Your status as a Grammar Nazi could be useful when providing critiques. Some of us here are trying to improve ourselves in that area. There are monthly challenges in which you can participate. Once you comment 10 times on works of members, you will get full membership privileges to post your own work for critique and have access to the workshops. You can also come down to the Living Areas forums and interact with other members. 

Start exploring the site, commenting and enjoy.

Brian


----------



## 20oz (Nov 6, 2015)

Well come. I hope u enjoy Righting Forums. Were goin' be great best buddys.


----------



## jenthepen (Nov 6, 2015)

Welcome, AsquareM. If you get bored that fast maybe you should try some flash fiction. One way or another you should get those stories down.

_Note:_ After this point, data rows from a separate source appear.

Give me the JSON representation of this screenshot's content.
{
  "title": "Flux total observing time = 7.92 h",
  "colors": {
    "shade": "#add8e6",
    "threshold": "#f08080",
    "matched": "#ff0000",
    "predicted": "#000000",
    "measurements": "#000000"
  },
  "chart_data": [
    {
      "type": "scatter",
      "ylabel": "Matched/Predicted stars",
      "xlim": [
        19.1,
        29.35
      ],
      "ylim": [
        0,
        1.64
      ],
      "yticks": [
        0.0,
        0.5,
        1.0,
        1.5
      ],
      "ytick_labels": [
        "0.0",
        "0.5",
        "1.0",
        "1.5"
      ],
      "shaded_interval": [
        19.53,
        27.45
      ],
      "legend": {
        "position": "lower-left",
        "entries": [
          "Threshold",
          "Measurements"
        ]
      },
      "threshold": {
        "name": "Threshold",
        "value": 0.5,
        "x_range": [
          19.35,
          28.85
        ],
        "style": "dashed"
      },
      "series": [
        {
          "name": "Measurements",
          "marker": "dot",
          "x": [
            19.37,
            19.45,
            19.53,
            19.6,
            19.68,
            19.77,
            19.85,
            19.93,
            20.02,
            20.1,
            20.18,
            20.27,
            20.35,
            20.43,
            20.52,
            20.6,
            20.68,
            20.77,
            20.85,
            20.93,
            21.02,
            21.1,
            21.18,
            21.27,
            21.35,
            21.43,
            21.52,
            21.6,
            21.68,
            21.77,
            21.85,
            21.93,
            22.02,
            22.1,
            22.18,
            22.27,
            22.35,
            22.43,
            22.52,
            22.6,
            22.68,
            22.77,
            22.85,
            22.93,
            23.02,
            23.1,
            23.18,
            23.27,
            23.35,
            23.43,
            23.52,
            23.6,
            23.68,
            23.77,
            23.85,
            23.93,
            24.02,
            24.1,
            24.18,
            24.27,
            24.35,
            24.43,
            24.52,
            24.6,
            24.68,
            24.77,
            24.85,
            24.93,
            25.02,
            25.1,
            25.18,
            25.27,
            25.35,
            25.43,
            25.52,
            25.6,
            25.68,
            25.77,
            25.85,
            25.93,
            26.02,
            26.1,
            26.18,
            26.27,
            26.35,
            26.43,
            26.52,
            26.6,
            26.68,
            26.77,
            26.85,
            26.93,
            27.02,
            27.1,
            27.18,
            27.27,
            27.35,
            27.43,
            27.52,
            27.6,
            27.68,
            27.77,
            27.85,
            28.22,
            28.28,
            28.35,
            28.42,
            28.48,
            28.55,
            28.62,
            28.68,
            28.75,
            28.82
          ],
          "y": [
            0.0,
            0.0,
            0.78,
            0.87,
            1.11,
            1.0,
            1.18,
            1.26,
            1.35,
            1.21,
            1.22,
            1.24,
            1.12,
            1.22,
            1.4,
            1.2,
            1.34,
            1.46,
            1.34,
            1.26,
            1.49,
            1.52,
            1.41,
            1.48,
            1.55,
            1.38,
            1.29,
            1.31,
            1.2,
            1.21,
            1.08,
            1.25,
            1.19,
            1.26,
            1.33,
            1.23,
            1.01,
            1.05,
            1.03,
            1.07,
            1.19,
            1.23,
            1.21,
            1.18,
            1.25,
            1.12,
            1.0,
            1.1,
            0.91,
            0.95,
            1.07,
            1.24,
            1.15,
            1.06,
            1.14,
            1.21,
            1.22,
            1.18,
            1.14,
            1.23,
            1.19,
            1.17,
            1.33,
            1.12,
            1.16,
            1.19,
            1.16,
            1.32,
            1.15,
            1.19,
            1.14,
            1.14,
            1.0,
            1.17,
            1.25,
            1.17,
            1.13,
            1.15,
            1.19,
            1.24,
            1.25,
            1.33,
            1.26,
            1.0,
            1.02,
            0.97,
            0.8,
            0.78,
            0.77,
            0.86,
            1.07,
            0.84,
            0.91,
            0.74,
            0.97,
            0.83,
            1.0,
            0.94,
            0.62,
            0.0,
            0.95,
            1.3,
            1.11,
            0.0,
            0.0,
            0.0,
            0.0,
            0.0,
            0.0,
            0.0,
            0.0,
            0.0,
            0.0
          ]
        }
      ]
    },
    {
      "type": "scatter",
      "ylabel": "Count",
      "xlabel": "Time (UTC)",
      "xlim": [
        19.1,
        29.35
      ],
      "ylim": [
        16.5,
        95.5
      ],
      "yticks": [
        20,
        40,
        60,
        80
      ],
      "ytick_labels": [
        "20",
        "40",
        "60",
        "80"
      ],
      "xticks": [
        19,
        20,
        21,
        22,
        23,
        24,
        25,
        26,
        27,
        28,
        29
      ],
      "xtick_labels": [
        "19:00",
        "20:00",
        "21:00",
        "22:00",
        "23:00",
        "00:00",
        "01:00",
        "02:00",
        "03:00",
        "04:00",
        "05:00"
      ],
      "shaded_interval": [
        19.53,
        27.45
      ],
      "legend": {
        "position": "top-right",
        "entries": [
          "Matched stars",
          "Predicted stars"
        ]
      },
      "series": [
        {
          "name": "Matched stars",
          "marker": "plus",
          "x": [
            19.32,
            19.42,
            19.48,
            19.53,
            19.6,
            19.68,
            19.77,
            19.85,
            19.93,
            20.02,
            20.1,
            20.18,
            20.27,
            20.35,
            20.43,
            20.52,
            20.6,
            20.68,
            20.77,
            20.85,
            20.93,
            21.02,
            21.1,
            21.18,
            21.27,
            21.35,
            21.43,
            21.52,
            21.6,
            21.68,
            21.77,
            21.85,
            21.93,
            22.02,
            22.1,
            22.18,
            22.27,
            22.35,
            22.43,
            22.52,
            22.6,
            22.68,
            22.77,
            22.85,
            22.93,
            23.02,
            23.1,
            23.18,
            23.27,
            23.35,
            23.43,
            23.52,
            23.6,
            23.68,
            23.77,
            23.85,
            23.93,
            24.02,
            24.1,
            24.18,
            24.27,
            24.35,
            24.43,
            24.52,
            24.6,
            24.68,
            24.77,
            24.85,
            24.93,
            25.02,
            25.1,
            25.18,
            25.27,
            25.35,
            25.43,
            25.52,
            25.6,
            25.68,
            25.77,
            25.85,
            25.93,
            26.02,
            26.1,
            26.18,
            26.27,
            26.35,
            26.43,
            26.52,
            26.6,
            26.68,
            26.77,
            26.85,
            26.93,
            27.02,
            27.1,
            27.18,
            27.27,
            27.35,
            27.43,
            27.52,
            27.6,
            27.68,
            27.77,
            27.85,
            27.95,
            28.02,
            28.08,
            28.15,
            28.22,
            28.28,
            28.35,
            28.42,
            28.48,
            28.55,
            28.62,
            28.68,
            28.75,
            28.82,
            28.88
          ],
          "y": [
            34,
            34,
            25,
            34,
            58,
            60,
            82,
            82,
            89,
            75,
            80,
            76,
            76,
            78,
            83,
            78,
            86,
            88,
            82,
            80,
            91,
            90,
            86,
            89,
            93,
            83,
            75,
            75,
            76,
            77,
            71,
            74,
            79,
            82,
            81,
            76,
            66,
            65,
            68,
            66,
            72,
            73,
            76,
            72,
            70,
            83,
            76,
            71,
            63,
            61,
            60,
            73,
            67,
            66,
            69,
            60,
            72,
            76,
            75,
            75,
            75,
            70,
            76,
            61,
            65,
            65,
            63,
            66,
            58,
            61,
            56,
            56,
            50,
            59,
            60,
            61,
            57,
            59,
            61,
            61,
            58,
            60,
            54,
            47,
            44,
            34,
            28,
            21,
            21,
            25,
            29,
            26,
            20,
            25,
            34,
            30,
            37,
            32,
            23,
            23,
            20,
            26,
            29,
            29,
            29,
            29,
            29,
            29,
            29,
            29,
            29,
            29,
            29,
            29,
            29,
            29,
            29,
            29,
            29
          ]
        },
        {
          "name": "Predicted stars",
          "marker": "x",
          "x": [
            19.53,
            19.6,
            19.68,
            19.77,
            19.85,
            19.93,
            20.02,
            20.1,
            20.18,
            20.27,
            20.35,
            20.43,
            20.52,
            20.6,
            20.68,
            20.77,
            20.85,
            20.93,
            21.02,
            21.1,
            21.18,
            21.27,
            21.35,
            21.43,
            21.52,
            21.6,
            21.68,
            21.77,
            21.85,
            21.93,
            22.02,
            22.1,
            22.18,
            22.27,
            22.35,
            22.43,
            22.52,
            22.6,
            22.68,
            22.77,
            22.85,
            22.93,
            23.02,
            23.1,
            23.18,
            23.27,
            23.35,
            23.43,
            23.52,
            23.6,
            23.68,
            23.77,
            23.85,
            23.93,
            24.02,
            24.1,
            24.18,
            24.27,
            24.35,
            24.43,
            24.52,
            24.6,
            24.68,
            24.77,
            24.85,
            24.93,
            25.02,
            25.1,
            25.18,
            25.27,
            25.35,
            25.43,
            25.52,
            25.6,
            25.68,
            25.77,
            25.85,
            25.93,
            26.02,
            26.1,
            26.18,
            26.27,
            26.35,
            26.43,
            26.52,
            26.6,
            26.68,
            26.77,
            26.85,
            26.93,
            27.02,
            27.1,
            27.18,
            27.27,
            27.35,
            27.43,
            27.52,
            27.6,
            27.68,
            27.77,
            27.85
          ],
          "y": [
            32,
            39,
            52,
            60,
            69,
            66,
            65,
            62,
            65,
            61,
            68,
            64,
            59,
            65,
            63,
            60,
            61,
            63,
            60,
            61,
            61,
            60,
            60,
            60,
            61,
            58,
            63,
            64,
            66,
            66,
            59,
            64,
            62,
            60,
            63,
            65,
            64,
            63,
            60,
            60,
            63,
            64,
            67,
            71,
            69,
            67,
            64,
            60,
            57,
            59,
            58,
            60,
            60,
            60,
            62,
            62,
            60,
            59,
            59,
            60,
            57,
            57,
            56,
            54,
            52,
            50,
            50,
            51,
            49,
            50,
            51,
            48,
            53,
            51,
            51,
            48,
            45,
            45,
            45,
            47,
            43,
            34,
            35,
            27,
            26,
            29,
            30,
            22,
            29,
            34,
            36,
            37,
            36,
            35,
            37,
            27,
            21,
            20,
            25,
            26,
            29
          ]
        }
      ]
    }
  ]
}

Do you ever write any poetry?

jen.


----------



## InnerFlame00 (Nov 7, 2015)

Yay, a grammar natzi! We can always use another one of those ;D. It really is a tricky business reigning in the creativity but this is a good place to help start that process. My advice would be to start dabbling in short stories as a beginning since you can finish something before you get bored - and then work your way up to larger projects.


----------



## Firemajic (Nov 7, 2015)

Welcome to WF! Hope to see you around...


----------



## escorial (Nov 7, 2015)




----------



## Hairball (Nov 10, 2015)

Nice to see you!


----------



## (A²M) AsquareM™ (Nov 11, 2015)

Thank you sooo much


----------



## (A²M) AsquareM™ (Nov 11, 2015)

Rabber said:


> Welcome to WF!
> 
> Your status as a Grammar Nazi could be useful when providing critiques.





InnerFlame00 said:


> Yay, a Grammar *Nazi not Nazti!* (sorry jk) We can always use another one of those ;D. It really is a tricky business reigning in the creativity but this is a good place to help start that process. My advice would be to start dabbling in short stories as a beginning since you can finish something before you get bored - and then work your way up to larger projects.


Thank you! Didn't know Grammar Nazis were actually appreciated!



jenthepen said:


> Welcome, AsquareM. If you get bored that fast maybe you should try some flash fiction. One way or another you should get those stories down.
> 
> Do you ever write any poetry?
> 
> jen.


I do, I've done like, 3 poems, all of which I was proud of.
My first poem was on rain, I did it in a school competition in the form of rhyming words, alternate stanzas, and, since I had time, drawings.
Won first prize.

Second was on air, again rhyming, submitted for school magazine, didn't get selected.

Third was on life, I may still have it somewhere around, I showed it to my English teachers, they had liked it, but again, not selected for School Magazine.
I've submitted a story for college magazine (which I'll be posting here too, hope it gets selected).


escorial said:


> View attachment 10405



:O
THANQ!
OSUM!





Thank you everyone for welcoming me!


----------



## Aquilo (Nov 11, 2015)

:hi:


----------